On Fri, Jul 05, 2019 at 03:51:31AM +0000, Adam Steen wrote:
> >Synopsis:    Packet loss / ENOBUFs with kqueue(2) and tap(4)
> >Category:    bug
> >Environment:
>       System      : OpenBSD 6.5
>       Details     : OpenBSD 6.5-current (GENERIC.MP) #123: Sat Jun 29 
> 19:39:46 AWST 2019
>                        
> [email protected]:/sys/arch/amd64/compile/GENERIC.MP
> 
>       Architecture: OpenBSD.amd64
>       Machine     : amd64
> >Description:
>       In Solo5 we have been working towards supporting multiple network
>       interfaces, implemented this using kqueue(2) and tap(4).
> 
>       This involves setting up two Tap interfaces, starting up the program.
>       In another session flood pinging the first Tap interface,
>       Solo5 handles this with no packets dropped.
>       In another session ping the second Tap interface, then for every
>       ping to the second interface a packet is dropped on the first. If you
>       switch to a flood ping on the second tab interface, you will observe
>       massive packet loss on both interfaces, and ping complaining about
>       No buffer space available (ENOBUFS).
> 
>       see https://github.com/Solo5/solo5/issues/374 for more information.
>       
> >How-To-Repeat:
>       I have been able to reproduct this in a hacked up exampled program,
>       available here https://github.com/adamsteen/test_net_2if. Please note
>       this is hacked, generally butchered program, which demonstrates the
>       problem. (if required i can try and clean up this test case)
> 
>       01. git clone https://github.com/adamsteen/test_net_2if
>       02. cd test_net_2if
>       03. make
>       04. doas setup.sh (Setup up the Tap interfaces)
>       05. doas ./test_net_2if
>       06. in another seesion start a flood ping
>           doas ping -f 10.0.0.2
>       07. Observe that the flood ping is functioning correctly,
>           with no packets dropped.
>       08. In another session, start a normal ping
>           ping 10.1.0.2
>       09. Observe that, for each ping sent to service1, a packet is dropped.
>       10. Kill the normal ping
>       11. start a flood ping
>           doas ping -f 10.1.0.2
>       12. Observe massive packet loss on both interfaces, and ping
>           complaining about No buffer space available (ENOBUFS).
> >Fix:
>       Not Known.

Hi Adam,

claudio@ and I looked at this during a2k20, and came to the conclusion
that the packet loss occurred because an interface queue filled up
and it was shedding load.
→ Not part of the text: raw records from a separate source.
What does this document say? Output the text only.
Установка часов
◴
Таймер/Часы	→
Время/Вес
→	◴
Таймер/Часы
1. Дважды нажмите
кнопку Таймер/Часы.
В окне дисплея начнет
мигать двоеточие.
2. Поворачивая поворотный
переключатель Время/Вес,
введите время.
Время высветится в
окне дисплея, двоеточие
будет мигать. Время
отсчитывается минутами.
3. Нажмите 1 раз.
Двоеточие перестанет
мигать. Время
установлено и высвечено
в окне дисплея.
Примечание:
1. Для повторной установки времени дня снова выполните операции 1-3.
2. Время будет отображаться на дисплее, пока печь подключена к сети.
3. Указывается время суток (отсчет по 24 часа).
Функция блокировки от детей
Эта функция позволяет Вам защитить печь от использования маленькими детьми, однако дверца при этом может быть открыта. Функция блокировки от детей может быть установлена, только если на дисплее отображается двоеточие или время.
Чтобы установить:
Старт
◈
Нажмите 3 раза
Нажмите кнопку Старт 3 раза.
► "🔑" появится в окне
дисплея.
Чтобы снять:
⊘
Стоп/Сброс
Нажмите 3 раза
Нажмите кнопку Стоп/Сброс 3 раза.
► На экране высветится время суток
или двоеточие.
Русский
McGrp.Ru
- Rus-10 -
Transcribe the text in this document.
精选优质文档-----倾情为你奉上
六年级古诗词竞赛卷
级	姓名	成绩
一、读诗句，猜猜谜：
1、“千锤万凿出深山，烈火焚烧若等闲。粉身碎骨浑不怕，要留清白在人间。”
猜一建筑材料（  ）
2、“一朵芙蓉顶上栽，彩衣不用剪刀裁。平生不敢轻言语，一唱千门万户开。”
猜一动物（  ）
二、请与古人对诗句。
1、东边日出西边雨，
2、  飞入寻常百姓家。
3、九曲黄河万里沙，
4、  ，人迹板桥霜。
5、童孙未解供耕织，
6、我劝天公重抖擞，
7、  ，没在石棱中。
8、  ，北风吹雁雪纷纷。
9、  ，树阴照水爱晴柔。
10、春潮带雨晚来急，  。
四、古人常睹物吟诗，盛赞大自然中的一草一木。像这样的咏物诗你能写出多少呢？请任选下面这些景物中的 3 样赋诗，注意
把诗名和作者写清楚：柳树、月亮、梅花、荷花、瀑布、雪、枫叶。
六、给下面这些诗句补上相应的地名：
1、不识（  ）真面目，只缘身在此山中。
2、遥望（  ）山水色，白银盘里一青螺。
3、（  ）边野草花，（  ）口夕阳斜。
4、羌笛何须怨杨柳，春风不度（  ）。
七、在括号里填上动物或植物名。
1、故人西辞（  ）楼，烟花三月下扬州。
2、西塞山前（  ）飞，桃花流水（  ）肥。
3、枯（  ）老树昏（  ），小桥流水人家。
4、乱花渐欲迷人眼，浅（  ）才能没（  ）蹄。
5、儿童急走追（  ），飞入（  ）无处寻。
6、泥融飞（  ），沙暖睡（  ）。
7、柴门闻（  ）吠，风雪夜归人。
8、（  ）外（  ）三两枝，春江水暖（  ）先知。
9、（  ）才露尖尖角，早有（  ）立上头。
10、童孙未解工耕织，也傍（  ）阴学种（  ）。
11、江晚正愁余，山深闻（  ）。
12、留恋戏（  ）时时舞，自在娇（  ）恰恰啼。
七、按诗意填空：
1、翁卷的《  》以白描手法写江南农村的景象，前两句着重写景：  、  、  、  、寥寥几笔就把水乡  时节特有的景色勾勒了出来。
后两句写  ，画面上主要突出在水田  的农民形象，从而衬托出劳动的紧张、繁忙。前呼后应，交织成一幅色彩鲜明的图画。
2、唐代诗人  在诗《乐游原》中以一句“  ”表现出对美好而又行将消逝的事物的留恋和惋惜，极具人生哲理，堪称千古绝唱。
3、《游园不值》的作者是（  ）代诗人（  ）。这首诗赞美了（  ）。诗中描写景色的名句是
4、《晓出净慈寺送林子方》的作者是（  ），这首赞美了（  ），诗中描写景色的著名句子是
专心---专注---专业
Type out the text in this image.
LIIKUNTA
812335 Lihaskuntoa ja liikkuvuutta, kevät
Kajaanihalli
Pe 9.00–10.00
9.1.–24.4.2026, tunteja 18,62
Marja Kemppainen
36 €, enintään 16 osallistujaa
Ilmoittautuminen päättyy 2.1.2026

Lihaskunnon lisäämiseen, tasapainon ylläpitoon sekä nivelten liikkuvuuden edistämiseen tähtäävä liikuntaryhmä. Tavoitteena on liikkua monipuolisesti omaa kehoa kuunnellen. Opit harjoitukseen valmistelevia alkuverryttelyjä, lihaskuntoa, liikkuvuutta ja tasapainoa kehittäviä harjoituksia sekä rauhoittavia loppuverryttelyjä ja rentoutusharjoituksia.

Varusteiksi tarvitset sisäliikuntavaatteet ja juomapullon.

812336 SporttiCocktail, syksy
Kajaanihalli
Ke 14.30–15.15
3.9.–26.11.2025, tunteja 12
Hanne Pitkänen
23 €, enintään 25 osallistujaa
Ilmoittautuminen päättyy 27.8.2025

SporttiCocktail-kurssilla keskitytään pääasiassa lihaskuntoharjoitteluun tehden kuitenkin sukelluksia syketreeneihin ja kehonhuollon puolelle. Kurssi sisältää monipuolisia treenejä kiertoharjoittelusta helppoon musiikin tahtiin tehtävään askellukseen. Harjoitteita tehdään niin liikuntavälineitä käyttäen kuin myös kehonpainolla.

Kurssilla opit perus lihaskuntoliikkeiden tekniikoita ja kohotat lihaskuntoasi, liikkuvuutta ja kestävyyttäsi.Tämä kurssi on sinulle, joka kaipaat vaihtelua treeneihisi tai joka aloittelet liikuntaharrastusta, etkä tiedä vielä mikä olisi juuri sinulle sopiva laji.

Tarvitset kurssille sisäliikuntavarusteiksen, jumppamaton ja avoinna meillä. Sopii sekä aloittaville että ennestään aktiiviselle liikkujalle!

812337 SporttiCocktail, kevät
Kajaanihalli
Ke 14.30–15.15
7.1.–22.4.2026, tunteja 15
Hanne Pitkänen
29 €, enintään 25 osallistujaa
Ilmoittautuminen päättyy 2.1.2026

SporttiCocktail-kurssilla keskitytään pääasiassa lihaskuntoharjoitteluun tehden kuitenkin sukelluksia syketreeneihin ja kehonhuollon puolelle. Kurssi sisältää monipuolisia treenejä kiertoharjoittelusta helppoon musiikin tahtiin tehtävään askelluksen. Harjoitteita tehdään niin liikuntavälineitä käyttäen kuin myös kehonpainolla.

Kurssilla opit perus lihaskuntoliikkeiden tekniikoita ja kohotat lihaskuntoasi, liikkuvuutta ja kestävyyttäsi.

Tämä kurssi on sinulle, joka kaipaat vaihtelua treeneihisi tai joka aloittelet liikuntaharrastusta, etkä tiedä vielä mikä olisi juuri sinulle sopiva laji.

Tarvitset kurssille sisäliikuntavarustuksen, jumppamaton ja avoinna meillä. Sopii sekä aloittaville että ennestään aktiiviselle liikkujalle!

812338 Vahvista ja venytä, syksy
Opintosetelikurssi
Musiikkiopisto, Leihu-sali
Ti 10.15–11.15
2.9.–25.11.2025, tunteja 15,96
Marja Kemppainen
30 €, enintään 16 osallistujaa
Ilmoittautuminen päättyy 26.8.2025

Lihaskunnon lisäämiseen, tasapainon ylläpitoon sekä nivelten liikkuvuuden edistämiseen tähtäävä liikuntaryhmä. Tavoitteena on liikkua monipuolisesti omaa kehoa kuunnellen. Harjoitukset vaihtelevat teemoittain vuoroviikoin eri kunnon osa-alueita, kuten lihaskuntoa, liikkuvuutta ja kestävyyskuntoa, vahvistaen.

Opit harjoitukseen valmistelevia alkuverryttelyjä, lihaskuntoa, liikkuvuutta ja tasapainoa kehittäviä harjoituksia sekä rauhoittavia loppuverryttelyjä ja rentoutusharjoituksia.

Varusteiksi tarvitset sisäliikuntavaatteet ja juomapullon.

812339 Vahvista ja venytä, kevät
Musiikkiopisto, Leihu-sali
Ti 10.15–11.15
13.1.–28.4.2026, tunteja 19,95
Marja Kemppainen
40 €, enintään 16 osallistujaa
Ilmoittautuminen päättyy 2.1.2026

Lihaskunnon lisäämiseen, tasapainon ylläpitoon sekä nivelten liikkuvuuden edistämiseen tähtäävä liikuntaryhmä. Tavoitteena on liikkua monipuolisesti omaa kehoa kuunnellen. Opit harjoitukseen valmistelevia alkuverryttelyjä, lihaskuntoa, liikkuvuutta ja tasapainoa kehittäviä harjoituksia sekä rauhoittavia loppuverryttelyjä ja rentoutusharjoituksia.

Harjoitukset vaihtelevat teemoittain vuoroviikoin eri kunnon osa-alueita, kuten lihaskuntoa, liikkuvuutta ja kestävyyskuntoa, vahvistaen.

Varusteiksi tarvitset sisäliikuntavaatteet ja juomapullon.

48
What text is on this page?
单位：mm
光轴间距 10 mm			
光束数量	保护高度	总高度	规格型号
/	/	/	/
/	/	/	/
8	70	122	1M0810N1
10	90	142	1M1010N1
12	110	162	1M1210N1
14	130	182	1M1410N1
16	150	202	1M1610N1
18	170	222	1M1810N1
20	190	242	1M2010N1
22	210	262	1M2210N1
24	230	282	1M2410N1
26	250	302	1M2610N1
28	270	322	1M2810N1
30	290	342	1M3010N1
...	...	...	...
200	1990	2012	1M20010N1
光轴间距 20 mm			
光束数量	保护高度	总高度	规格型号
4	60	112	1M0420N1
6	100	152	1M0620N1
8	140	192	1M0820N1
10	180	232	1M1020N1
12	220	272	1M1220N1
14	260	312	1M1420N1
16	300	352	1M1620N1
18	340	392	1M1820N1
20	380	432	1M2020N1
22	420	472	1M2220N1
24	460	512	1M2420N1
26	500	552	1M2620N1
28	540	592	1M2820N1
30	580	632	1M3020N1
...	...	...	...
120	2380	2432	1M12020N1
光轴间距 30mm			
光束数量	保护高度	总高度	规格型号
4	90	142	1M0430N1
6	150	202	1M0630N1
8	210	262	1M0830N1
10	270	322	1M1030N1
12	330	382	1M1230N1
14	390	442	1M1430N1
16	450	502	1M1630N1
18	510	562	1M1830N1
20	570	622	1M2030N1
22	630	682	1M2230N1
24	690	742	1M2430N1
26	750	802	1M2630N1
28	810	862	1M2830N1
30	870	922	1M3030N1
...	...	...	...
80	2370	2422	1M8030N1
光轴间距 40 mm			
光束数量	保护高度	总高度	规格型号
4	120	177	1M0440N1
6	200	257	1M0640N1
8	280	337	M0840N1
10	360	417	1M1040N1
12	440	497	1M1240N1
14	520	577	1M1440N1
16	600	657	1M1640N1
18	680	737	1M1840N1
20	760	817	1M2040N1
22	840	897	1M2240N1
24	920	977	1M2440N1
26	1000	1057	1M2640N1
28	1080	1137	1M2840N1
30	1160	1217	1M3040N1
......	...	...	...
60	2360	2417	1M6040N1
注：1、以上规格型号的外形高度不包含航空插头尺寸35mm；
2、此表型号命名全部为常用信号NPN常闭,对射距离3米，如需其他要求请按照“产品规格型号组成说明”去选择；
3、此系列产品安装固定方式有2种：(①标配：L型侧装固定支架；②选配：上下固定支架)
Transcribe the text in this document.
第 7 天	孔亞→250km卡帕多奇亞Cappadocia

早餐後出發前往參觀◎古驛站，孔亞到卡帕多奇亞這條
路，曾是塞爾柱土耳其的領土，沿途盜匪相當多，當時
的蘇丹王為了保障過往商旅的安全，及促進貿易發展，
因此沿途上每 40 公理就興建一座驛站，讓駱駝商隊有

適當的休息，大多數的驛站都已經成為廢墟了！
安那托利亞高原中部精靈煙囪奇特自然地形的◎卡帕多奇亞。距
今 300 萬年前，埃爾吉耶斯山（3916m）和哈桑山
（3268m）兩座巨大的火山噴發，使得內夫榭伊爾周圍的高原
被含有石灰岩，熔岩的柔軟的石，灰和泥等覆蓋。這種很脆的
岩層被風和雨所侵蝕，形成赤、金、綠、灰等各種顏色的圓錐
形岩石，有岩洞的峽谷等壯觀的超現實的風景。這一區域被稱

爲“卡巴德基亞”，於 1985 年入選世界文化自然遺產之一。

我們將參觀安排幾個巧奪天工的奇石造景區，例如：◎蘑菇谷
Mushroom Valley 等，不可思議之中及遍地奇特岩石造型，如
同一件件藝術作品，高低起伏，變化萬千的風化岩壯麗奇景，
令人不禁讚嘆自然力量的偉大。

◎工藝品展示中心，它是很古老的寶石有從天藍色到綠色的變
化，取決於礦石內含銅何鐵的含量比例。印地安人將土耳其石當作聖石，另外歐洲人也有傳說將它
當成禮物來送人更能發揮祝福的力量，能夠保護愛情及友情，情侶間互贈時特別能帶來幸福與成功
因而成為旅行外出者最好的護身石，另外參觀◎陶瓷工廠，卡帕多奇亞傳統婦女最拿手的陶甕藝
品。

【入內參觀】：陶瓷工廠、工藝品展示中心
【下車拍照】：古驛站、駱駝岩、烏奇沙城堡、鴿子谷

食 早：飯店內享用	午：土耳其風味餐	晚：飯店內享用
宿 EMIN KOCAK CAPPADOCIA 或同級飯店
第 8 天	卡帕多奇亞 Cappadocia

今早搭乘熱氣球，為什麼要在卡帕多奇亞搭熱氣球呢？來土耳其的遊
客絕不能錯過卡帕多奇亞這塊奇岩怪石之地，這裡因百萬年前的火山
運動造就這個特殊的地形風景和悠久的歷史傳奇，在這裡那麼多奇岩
It was annoyingly easy to get to that point
though.

We also spent a lot of time massaging the tun/tap code to try and unify
the semantics of tun and tap going through the network stack, and in
particular tried to avoid queuing packets until we finally get to the
output side of the stack.

I'm not saying we've fixed this problem for you, but hopefully we've
mitigated it a bit. Could you try again and let us know if you see any
difference? If there's no difference, could you tweak your test to loop
on the read() of the /dev/tap entry until it gets back EWOULDBLOCK or
whatever the errno is that means there's no packet to read right now?